まさか彼女だって思わなかったのだ。あの女神が自分から頭を下げて、ユキをここで働かせるように頼みに来るなどとは。
ミアだってなんとなく分かっていた、フレイヤの目が時々この酒場で手伝いをしていたユキに向いていたことを。間違いなくフレイヤはユキを狙っていたことを。故にある程度聞かされた事情から考えるに、普段のフレイヤならばそのままユキを自分の側近やメイドとしての役割を与えて無理矢理側に居させただろう。
……しかし、今回彼女が取った行動は真逆。
むしろフレイヤでさえも頼み事という形をしなければ手を出せないミアの店に、彼女はユキを送り込んで来た。わざわざ自分の手が届きにくい場所に、ユキを連れて来た。それの意味することが、付き合いの長いミアにも分からない。
「そ、それでですね、調味料は確か……」
「あ、これですね。お料理なら自信がありますので、任せてください!」
「りょ、料理に自信……!?」
「……ふんっ」
これが果たして仮初のひと時なのか、それとも新たなる現実なのかは、ミアには分からない。今の状況に納得もしていないし、このままで終わらせるつもりも毛頭ない。娘とも言える従業員達に手を出したケジメは付けさせるし、必ず娘も取り戻す。そこは絶対だ。

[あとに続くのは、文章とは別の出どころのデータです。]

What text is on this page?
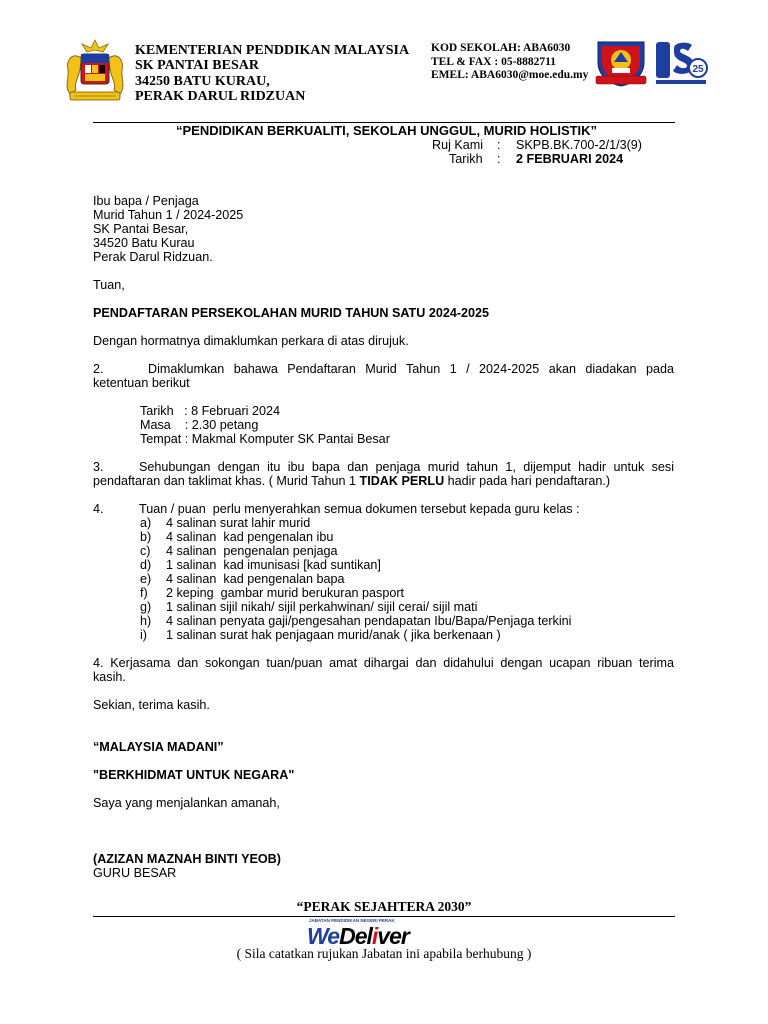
KEMENTERIAN PENDDIKAN MALAYSIA
SK PANTAI BESAR
34250 BATU KURAU,
PERAK DARUL RIDZUAN
KOD SEKOLAH: ABA6030
TEL & FAX : 05-8882711
EMEL: ABA6030@moe.edu.my	25
“PENDIDIKAN BERKUALITI, SEKOLAH UNGGUL, MURID HOLISTIK”
Ruj Kami : SKPB.BK.700-2/1/3(9)
Tarikh : 2 FEBRUARI 2024
Ibu bapa / Penjaga
Murid Tahun 1 / 2024-2025
SK Pantai Besar,
34520 Batu Kurau
Perak Darul Ridzuan.
Tuan,
PENDAFTARAN PERSEKOLAHAN MURID TAHUN SATU 2024-2025
Dengan hormatnya dimaklumkan perkara di atas dirujuk.
2.	Dimaklumkan bahawa Pendaftaran Murid Tahun 1 / 2024-2025 akan diadakan pada
ketentuan berikut
Tarikh   : 8 Februari 2024
Masa    : 2.30 petang
Tempat : Makmal Komputer SK Pantai Besar
3.	Sehubungan dengan itu ibu bapa dan penjaga murid tahun 1, dijemput hadir untuk sesi
pendaftaran dan taklimat khas. ( Murid Tahun 1 TIDAK PERLU hadir pada hari pendaftaran.)
4.	Tuan / puan  perlu menyerahkan semua dokumen tersebut kepada guru kelas :
a) 4 salinan surat lahir murid
b) 4 salinan  kad pengenalan ibu
c) 4 salinan  pengenalan penjaga
d) 1 salinan  kad imunisasi [kad suntikan]
e) 4 salinan  kad pengenalan bapa
f) 2 keping  gambar murid berukuran pasport
g) 1 salinan sijil nikah/ sijil perkahwinan/ sijil cerai/ sijil mati
h) 4 salinan penyata gaji/pengesahan pendapatan Ibu/Bapa/Penjaga terkini
i) 1 salinan surat hak penjagaan murid/anak ( jika berkenaan )
4. Kerjasama dan sokongan tuan/puan amat dihargai dan didahului dengan ucapan ribuan terima
kasih.
Sekian, terima kasih.
“MALAYSIA MADANI”
"BERKHIDMAT UNTUK NEGARA"
Saya yang menjalankan amanah,
(AZIZAN MAZNAH BINTI YEOB)
GURU BESAR
“PERAK SEJAHTERA 2030”
JABATAN PENDIDIKAN NEGERI PERAK
WeDeliver
( Sila catatkan rujukan Jabatan ini apabila berhubung )
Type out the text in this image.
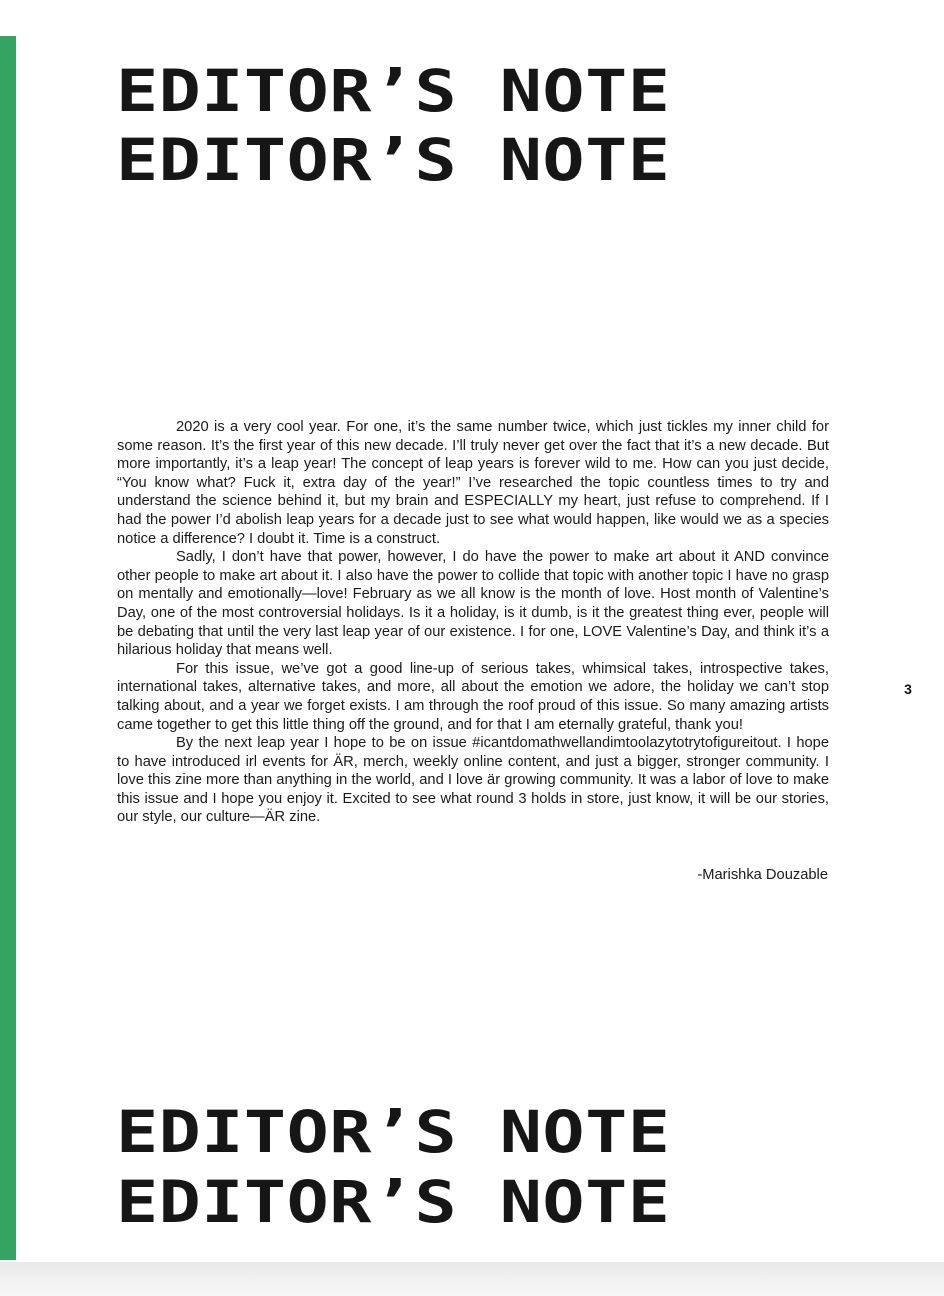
EDITOR’S NOTE
EDITOR’S NOTE

2020 is a very cool year. For one, it’s the same number twice, which just tickles my inner child for some reason. It’s the first year of this new decade. I’ll truly never get over the fact that it’s a new decade. But more importantly, it’s a leap year! The concept of leap years is forever wild to me. How can you just decide, “You know what? Fuck it, extra day of the year!” I’ve researched the topic countless times to try and understand the science behind it, but my brain and ESPECIALLY my heart, just refuse to comprehend. If I had the power I’d abolish leap years for a decade just to see what would happen, like would we as a species notice a difference? I doubt it. Time is a construct.

Sadly, I don’t have that power, however, I do have the power to make art about it AND convince other people to make art about it. I also have the power to collide that topic with another topic I have no grasp on mentally and emotionally—love! February as we all know is the month of love. Host month of Valentine’s Day, one of the most controversial holidays. Is it a holiday, is it dumb, is it the greatest thing ever, people will be debating that until the very last leap year of our existence. I for one, LOVE Valentine’s Day, and think it’s a hilarious holiday that means well.

For this issue, we’ve got a good line-up of serious takes, whimsical takes, introspective takes, international takes, alternative takes, and more, all about the emotion we adore, the holiday we can’t stop talking about, and a year we forget exists. I am through the roof proud of this issue. So many amazing artists came together to get this little thing off the ground, and for that I am eternally grateful, thank you!

By the next leap year I hope to be on issue #icantdomathwellandimtoolazytotrytofigureitout. I hope to have introduced irl events for ÄR, merch, weekly online content, and just a bigger, stronger community. I love this zine more than anything in the world, and I love är growing community. It was a labor of love to make this issue and I hope you enjoy it. Excited to see what round 3 holds in store, just know, it will be our stories, our style, our culture—ÄR zine.

-Marishka Douzable
3
EDITOR’S NOTE
EDITOR’S NOTE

……とは言え、目の前でこうして娘達が再び手を取り合っている姿を見ることが出来たのは。素直に嬉しいとも思っている。少なくともフレイヤの魅了が発揮される前のリューの様子を見ていたミアからすれば、それが一時的なものであったとしても、否定する気にはなれない。
「さて、どうなるのか……これが本当に全部が丸く収まるんだろうね、フレイヤ」
今はただ静観する。
この魅了に支配された偽りの街で、変わらず客の腹を満たし続ける。その行末を見届けるまで、ミアは変わらず自分の望んだ役割をこなし続ける。